ECLI:DE:BFH:2020:B.051120.XB50.20.0
BFH X. Senat
EStG § 90, AO § 129, AO § 164, AltvDV § 12 Abs 1, EStG VZ 2009 , EStG VZ 2010 , EStG VZ 2012 , EStG VZ 2013
vorgehend Finanzgericht Berlin-Brandenburg , 27. Mai 2020, Az: 15 K 10256/17
Leitsätze
NV: § 129 AO ist auf das in § 90 Abs. 1 bis 3 EStG beschriebene Verfahren der maschinellen Gewährung und Rückforderung von Altersvorsorgezulagen nicht anwendbar, weil es in diesen Verfahrensabschnitten noch am Erlass eines Verwaltungsakts fehlt.
Tenor
Die Beschwerde der Kläger wegen Nichtzulassung der Revision gegen das Urteil des Finanzgerichts Berlin-Brandenburg vom 28.05.2020 - 15 K 10256/17 wird als unbegründet zurückgewiesen.

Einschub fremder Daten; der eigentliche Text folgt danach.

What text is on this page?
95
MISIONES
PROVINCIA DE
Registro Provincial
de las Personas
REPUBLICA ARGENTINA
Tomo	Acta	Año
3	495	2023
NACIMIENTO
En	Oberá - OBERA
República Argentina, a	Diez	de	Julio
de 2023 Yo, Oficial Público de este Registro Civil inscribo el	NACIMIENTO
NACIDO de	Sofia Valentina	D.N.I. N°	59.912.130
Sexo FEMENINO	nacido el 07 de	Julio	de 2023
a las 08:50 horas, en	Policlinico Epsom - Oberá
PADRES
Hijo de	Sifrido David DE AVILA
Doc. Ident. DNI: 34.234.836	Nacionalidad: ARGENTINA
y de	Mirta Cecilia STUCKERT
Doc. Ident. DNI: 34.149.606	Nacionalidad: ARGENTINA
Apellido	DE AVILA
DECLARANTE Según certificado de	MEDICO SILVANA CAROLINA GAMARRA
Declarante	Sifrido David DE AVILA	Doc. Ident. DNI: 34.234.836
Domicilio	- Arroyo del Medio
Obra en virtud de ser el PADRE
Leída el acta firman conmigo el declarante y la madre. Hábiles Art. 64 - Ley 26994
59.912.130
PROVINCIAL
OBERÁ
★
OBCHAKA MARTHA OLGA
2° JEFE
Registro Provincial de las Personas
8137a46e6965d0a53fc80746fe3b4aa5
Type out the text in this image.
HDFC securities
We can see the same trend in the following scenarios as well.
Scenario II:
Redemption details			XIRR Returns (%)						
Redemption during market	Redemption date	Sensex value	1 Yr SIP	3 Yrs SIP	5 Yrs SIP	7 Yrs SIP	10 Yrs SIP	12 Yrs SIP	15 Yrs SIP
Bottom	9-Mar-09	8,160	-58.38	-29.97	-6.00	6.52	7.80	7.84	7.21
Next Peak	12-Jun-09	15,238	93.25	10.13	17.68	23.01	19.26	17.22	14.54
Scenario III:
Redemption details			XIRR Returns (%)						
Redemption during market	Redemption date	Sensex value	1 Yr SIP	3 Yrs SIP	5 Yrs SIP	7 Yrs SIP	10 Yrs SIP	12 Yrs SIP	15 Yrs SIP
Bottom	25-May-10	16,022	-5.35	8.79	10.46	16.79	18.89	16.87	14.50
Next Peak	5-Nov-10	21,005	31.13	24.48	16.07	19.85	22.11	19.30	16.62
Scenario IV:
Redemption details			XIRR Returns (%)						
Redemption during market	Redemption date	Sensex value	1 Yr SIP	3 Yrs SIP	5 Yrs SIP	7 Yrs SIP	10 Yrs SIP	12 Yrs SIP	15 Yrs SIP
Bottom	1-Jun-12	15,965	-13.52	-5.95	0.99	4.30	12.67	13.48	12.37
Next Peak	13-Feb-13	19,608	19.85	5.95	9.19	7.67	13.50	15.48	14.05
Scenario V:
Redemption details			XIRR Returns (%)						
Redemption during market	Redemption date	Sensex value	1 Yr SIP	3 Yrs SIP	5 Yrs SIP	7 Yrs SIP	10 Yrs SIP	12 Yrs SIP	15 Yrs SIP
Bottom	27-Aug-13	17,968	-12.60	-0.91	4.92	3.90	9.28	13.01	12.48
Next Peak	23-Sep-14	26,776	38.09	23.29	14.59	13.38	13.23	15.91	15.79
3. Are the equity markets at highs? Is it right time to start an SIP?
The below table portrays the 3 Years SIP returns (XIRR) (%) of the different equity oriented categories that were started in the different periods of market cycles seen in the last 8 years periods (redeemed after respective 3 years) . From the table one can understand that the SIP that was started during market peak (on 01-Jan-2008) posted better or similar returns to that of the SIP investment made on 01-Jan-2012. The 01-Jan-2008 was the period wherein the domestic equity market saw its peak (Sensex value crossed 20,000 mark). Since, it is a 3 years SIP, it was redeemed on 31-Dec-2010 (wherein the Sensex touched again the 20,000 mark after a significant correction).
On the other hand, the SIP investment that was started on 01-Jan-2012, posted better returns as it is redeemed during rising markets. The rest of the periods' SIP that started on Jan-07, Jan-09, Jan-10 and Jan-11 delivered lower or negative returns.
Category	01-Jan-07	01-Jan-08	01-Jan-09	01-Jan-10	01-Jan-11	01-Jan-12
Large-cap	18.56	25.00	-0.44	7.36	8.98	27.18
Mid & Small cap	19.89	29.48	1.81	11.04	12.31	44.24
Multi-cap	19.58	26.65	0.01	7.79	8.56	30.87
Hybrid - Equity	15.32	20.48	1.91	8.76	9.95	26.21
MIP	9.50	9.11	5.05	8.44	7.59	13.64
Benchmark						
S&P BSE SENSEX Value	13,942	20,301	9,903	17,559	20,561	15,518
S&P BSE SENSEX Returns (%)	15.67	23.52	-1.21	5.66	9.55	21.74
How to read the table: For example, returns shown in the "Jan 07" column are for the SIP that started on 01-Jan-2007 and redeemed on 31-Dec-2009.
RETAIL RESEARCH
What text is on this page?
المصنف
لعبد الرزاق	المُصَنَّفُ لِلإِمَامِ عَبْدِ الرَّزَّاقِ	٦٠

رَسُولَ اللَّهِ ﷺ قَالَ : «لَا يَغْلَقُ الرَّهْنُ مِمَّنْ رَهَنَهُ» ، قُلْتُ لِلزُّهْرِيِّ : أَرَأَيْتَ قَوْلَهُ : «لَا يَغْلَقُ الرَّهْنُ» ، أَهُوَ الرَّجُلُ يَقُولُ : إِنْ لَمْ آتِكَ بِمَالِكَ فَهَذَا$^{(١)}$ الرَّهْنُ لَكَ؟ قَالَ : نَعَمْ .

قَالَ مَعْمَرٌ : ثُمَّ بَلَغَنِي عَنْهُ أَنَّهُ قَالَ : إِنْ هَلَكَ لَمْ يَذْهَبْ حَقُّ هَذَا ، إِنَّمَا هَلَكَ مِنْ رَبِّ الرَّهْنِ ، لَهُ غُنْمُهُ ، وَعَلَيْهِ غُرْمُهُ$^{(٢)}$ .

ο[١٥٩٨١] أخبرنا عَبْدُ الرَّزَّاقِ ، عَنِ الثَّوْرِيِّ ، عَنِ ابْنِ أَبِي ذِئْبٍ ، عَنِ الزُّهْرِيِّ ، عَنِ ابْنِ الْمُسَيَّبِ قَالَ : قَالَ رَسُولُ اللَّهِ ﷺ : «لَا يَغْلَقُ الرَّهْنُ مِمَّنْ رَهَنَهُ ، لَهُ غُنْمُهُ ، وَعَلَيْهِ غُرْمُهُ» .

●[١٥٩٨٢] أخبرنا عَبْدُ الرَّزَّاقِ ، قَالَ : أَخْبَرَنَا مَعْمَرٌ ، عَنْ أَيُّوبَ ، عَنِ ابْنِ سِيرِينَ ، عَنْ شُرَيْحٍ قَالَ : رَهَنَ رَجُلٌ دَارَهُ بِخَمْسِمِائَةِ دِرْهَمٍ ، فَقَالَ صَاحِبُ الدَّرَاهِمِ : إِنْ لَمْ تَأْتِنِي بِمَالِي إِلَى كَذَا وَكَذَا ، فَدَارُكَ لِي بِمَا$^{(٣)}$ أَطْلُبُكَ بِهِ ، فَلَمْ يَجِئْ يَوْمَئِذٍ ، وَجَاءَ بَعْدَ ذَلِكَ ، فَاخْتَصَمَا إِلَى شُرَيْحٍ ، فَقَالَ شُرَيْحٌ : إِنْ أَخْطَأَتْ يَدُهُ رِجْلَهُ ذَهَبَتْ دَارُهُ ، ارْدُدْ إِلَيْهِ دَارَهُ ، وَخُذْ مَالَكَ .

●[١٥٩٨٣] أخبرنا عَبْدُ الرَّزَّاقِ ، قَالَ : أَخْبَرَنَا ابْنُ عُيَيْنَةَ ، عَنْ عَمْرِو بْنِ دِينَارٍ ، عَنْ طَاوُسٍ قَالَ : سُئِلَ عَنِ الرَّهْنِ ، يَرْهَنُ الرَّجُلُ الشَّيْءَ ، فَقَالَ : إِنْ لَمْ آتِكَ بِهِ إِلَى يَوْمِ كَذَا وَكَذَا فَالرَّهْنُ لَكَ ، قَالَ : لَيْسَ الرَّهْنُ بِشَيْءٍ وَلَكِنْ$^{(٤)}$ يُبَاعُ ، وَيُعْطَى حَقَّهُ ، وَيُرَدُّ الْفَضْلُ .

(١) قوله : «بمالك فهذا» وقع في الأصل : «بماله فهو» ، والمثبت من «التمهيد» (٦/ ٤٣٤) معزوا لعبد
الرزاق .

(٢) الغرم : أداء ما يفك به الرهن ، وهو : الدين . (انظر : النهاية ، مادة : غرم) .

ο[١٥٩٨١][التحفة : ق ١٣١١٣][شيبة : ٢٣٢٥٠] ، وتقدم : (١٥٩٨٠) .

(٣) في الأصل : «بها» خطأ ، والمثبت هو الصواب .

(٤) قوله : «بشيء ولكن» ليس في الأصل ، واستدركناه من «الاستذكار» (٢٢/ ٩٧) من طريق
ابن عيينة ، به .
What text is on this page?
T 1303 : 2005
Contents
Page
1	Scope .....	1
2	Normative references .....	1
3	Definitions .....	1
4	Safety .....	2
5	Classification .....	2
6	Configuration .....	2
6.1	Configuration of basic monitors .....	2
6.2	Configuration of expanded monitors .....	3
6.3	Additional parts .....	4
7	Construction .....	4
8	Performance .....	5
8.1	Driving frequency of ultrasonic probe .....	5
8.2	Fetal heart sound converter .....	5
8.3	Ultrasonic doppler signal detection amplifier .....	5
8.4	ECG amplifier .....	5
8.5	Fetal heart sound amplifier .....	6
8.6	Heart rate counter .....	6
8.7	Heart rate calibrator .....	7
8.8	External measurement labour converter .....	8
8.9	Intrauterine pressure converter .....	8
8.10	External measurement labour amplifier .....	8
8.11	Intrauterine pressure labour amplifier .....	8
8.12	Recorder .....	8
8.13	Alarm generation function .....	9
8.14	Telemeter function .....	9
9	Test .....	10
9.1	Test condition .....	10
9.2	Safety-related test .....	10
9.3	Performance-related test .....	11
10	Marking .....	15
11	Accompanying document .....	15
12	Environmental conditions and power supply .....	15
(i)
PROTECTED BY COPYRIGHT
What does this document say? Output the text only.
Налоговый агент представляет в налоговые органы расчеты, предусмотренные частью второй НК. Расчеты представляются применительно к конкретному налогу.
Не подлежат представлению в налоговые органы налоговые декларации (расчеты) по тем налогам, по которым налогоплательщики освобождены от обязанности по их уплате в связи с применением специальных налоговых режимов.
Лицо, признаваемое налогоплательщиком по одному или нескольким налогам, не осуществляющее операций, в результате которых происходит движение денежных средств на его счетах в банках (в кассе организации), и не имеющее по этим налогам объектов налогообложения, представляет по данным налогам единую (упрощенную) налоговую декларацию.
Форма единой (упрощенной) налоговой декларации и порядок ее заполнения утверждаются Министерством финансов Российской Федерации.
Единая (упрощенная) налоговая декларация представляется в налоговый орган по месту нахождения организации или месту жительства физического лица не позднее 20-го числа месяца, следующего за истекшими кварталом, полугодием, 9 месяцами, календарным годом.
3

Die Kosten des Beschwerdeverfahrens haben die Kläger zu tragen.
Tatbestand
I.
Die Kläger und Beschwerdeführer (Kläger) hatten jeweils einen zertifizierten Altersvorsorgevertrag abgeschlossen und erhielten hierauf zunächst Altersvorsorgezulagen. Der Anbieter informierte den Kläger mit einer Bescheinigung nach § 92 des Einkommensteuergesetzes in der in den Streitjahren geltenden Fassung (EStG) vom 27.01.2014 darüber, dass der Beklagte und Beschwerdegegner (Deutsche Rentenversicherung Bund, Zentrale Zulagenstelle für Altersvermögen ‑‑ZfA‑‑) die für die Jahre 2009 und 2010 gewährten Zulagen teilweise zurückgefordert hatte. Ebenso informierte der Anbieter beide Kläger durch getrennte Bescheinigungen vom 17.02.2015 über die teilweise Rückforderung der für die Jahre 2012 und 2013 gewährten Zulagen. In allen Bescheinigungen war auf die in § 90 Abs. 4 Satz 2 EStG genannte Jahresfrist hingewiesen.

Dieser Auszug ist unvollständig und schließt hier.